I actually have a reply for this already in the can, prepared to respond to one of Jonathan Wells’s “10 questions to ask your biology teacher”:
Question 3: Homology
“Why do textbooks define homology as similarity due
to common ancestry, then claim that it is evidence for common
ancestry — a circular argument masquerading as scientific
evidence?”
Answer:
This question stems from confusion on Wells’s part between how something is defined and how it is recognized, which are two quite different things. Homology is indeed defined as similarity due to common ancestry. But we don’t just label any similarity a homology and call it evidence for common ancestry. That would indeed be circular. What we really do is quite different. Similarity between the characteristics of two organisms is an observation. If the similarity is sufficiently detailed (“both are big” or “both are green” won’t do) we consider it a candidate for homology.
Homologies can be tested to some degree by predicting that the characters will be similar in ways we haven’t yet checked. For example, if we propose that similar-looking bones in two animals are homologous, we might predict that they would arise from similar precursors in the embryo, have similar spatial relationships to other bones in the organism, and have their development influenced by similar genes. And this is commonly the case.
But the main way of testing candidate homologies is by congruence with other proposed homologies. By congruence we mean that the two characters can plausibly belong to the same history. If the history of life looks like a tree, with species related by branching from common ancestors, then all true homologies should fit that tree; that is, each homology should arise once and only once on the tree. If a large number of functionally and genetically independent candidate homologies fit the same evolutionary tree, we can infer both that the candidates really are homologies and that the tree reflects a real evolutionary history.
And in fact that’s what we commonly find. Mammals, for example, are inferred to descend from a common ancestor because they all have hair, mammary glands, and other more obscure characteristics like seven neckbones and three earbones. All these characteristics go together: mammals have all of them and no other animals have any of them. Further, other characters support consistent groupings within mammals, and groupings within those groupings. Within most of life, groups are organized in a very special way called a hierarchy. In a hierarchy, every group is related to every other group in one of two ways: either one group entirely contained within the other (as in a below), or they share no members at all (as in b below). No two groups can partially overlap (as in c below).
[Sorry, you will have to imagine the graphic. a. is a pair of concentric circles; b. is a pair of non-overlapping circles; and c. is a pair of overlapping circles.]
What we see if we try to organize species using candidate homologies is that groups organized according to different characters fit together like a and b, but not c, so we get a pattern like this:
[If you could see this, it would be a Venn diagram showing a set of characters diagnosing mammals and various groups within mammals, e.g. a cow and a whale with a circle around them labeled “double-pulley astragalus”.]
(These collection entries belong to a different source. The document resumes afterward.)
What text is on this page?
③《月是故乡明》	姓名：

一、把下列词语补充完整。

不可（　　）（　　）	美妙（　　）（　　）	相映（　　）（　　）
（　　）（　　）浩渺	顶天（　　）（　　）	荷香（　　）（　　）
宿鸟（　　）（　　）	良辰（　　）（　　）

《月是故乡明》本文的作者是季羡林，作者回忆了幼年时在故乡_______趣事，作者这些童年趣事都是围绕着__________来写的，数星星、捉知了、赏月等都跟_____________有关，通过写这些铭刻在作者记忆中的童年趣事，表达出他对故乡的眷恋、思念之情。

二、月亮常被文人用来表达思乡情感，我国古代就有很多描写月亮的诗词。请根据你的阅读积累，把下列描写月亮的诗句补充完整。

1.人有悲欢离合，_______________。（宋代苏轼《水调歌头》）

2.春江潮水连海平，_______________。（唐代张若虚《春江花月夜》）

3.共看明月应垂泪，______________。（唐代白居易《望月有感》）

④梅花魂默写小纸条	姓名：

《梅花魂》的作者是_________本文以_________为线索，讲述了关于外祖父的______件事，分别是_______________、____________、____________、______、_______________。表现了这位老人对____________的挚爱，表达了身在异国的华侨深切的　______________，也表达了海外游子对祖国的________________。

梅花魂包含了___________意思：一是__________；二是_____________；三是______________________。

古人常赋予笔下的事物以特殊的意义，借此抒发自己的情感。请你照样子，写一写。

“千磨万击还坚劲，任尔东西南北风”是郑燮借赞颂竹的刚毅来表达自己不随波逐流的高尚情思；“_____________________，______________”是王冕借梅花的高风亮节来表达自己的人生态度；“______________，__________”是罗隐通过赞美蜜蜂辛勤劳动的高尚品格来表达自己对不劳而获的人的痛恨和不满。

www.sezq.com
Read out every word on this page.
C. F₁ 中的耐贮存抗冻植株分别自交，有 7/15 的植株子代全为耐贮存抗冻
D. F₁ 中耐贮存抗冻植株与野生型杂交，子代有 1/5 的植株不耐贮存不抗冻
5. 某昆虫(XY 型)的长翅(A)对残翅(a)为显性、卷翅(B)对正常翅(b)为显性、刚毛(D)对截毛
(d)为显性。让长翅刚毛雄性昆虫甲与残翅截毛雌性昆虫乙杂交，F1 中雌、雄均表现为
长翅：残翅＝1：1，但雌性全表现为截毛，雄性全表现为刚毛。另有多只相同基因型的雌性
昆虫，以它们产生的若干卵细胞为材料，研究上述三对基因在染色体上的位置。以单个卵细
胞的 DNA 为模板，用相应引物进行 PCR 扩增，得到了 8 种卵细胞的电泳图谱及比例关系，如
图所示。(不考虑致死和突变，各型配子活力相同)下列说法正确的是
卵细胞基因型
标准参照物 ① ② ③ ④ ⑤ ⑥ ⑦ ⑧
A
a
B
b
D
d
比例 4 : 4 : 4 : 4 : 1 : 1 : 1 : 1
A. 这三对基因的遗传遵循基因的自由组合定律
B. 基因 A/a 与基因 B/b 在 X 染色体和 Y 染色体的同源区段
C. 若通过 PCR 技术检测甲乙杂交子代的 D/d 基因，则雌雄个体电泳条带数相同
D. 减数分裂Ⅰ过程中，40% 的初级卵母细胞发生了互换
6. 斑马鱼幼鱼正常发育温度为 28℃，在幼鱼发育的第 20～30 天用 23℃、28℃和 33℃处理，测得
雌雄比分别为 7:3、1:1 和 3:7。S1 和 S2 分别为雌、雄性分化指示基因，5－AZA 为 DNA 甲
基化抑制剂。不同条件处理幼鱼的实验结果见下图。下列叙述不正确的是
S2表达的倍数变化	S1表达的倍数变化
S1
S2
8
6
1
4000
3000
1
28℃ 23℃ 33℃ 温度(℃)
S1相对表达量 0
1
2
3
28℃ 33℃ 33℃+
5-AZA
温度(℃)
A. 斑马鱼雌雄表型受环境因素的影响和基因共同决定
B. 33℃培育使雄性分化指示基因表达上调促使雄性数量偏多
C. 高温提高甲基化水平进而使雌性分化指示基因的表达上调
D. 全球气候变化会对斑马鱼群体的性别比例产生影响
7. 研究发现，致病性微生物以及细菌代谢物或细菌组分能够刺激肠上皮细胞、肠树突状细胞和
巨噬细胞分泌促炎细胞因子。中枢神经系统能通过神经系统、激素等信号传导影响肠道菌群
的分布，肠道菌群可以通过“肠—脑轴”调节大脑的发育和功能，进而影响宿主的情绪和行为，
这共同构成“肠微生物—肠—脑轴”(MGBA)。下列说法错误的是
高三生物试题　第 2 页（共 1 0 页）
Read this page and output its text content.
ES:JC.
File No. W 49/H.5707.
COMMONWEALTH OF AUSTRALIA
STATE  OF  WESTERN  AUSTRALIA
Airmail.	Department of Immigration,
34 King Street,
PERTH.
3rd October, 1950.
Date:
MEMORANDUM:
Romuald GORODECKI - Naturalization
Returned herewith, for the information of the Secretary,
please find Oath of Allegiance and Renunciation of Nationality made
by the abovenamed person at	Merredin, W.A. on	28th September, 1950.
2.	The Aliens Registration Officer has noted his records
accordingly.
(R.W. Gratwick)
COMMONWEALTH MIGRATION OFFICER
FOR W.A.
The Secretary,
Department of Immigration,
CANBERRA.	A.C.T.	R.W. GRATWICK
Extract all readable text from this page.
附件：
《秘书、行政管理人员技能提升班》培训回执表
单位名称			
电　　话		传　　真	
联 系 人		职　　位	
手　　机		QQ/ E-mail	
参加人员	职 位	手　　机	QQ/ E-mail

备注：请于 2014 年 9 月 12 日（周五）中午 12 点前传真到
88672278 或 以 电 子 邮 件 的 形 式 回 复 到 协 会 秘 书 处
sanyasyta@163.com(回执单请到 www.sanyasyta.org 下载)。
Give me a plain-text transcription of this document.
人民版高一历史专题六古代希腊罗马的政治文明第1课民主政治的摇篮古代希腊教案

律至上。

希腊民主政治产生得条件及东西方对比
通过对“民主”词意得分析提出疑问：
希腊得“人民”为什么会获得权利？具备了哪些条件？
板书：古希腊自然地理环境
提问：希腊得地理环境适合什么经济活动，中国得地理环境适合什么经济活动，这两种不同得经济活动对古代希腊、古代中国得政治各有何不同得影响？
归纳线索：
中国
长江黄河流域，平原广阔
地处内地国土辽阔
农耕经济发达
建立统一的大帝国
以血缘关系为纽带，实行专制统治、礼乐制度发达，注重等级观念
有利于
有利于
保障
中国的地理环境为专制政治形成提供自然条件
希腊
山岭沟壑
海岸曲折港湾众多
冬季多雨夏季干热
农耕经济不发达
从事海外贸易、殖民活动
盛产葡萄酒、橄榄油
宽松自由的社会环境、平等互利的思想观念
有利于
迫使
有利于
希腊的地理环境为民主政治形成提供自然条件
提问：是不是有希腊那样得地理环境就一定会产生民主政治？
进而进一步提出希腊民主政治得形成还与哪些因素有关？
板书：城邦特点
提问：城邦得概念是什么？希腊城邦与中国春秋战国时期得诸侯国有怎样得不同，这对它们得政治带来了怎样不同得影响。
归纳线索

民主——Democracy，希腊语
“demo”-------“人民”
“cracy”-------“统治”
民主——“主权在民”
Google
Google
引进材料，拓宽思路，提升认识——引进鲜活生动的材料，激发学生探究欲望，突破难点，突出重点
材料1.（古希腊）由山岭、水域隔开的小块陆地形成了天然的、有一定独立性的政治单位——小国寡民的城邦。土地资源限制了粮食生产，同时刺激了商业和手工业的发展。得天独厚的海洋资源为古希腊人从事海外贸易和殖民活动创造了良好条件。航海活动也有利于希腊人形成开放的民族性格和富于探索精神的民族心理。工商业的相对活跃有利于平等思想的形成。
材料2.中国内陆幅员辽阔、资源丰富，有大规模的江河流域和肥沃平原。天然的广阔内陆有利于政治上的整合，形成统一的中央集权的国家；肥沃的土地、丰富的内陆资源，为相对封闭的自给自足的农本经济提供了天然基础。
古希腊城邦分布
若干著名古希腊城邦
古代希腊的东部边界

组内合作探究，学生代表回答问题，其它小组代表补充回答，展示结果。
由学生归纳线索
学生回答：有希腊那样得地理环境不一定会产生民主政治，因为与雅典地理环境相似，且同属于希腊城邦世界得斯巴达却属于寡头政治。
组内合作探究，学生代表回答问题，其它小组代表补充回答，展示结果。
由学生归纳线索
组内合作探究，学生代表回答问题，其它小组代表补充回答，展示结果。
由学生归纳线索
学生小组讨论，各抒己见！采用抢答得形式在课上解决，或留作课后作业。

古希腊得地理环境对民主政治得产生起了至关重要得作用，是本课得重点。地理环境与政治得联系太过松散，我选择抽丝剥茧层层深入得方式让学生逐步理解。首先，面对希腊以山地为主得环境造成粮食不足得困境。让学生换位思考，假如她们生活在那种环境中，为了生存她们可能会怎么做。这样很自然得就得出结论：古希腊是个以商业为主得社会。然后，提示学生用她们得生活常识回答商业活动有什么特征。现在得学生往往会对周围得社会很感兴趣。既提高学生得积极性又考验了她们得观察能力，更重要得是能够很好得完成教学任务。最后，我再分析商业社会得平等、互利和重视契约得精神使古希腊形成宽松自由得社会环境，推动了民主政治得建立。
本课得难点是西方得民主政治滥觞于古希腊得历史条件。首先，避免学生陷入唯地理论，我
Why should these and many other characters all go together in this consistent way? Evolutionary biology explains these characters as homologies, all evolved on a single tree of descent, like this:
[This would be a cladogram with the characters from the Venn diagram above optimized onto the branches.]
Wells gives no alternative explanation for such patterns, and indeed they are hard to explain in any other way than as reflections of an evolutionary history. Wells has it all wrong. Homology isn’t a circular argument, it’s a branching tree of evidence.